PARIS (AP) — The Paris Fashion Week collection felt soft and elemental, as if blown by the wind, and deceptively simple. That’s the art of Issey Miyake — cutting-edge techniques creating clothes that drift like clouds. Sound and look simple? The execution was anything but.
For fall, Satoshi Kondo on Friday embraced ambiguity, blurring the line between sculpture and wearability, structure and fluidity. Designed around the idea of a single piece of cloth, the collection continued Miyake’s legacy of transformation — garments that shift, adapt and invite the wearer to complete them. Inspired by Erwin Wurm’s performative sculptures, the show at Carrousel du Louvre saw models folding, bending, and reshaping their clothes, turning dressing into an act of creation.

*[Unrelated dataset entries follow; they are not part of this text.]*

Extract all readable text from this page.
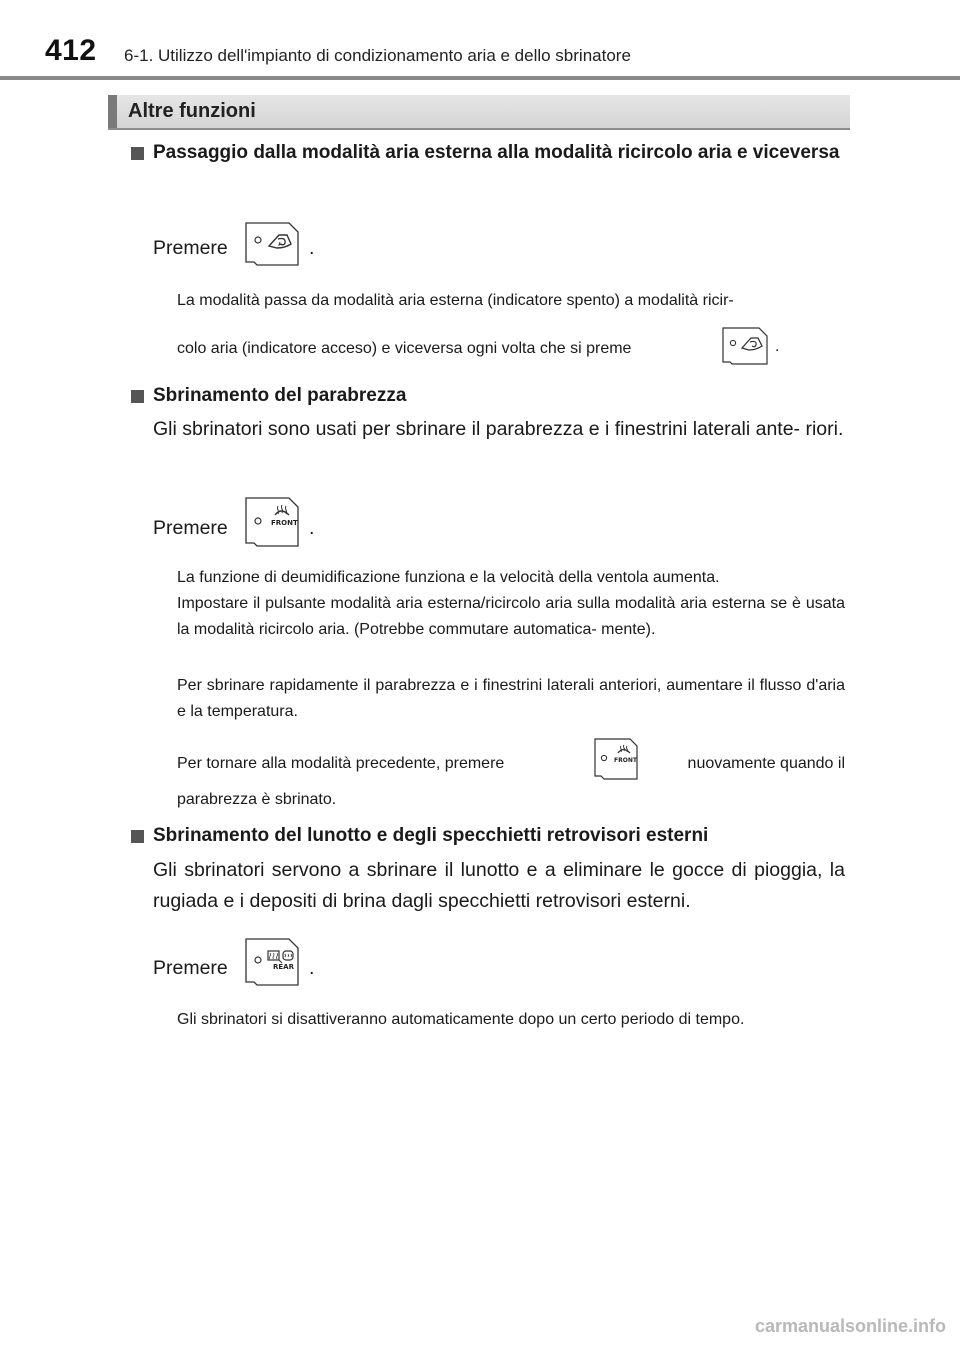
412 6-1. Utilizzo dell'impianto di condizionamento aria e dello sbrinatore
Altre funzioni
Passaggio dalla modalità aria esterna alla modalità ricircolo aria e viceversa
Premere	.
La modalità passa da modalità aria esterna (indicatore spento) a modalità ricir-
colo aria (indicatore acceso) e viceversa ogni volta che si preme	.
Sbrinamento del parabrezza
Gli sbrinatori sono usati per sbrinare il parabrezza e i finestrini laterali ante- riori.
Premere	FRONT .
La funzione di deumidificazione funziona e la velocità della ventola aumenta.
Impostare il pulsante modalità aria esterna/ricircolo aria sulla modalità aria esterna se è usata la modalità ricircolo aria. (Potrebbe commutare automatica- mente).
Per sbrinare rapidamente il parabrezza e i finestrini laterali anteriori, aumentare il flusso d'aria e la temperatura.
Per tornare alla modalità precedente, premere	FRONT	nuovamente quando il
parabrezza è sbrinato.
Sbrinamento del lunotto e degli specchietti retrovisori esterni
Gli sbrinatori servono a sbrinare il lunotto e a eliminare le gocce di pioggia, la rugiada e i depositi di brina dagli specchietti retrovisori esterni.
Premere	REAR .
Gli sbrinatori si disattiveranno automaticamente dopo un certo periodo di tempo.
carmanualsonline.info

Precision and effortlessness coexisted in every piece. Jackets snapped into rigid curves yet moved with ease. Shirts twisted into new forms, sleeves and panels shifting unpredictably. Sheer pleats flickered with movement, distorting as the body walked. Knits, expected to be soft, were pressed into sharp, sculptural shapes. Paper-woven fabrics mimicked stone but flexed like fabric. Every material challenged expectation, resisting easy definition.
Transformation remained the house’s core language. A coat, folded like an accordion, could be worn multiple ways. Stripes warped through pleating, creating the illusion of movement. Even the footwear, designed with Camper, wrapped the foot like fabric, a shoe in constant flux.
Miyake has always played between extremes — ancient and futuristic, structured yet free, abstract yet deeply human. This season was no different. These weren’t garments that dictated, but garments that questioned. In their folds and fluidity, in their balance of form and formlessness, they whispered their quiet challenge: What, truly, is clothing?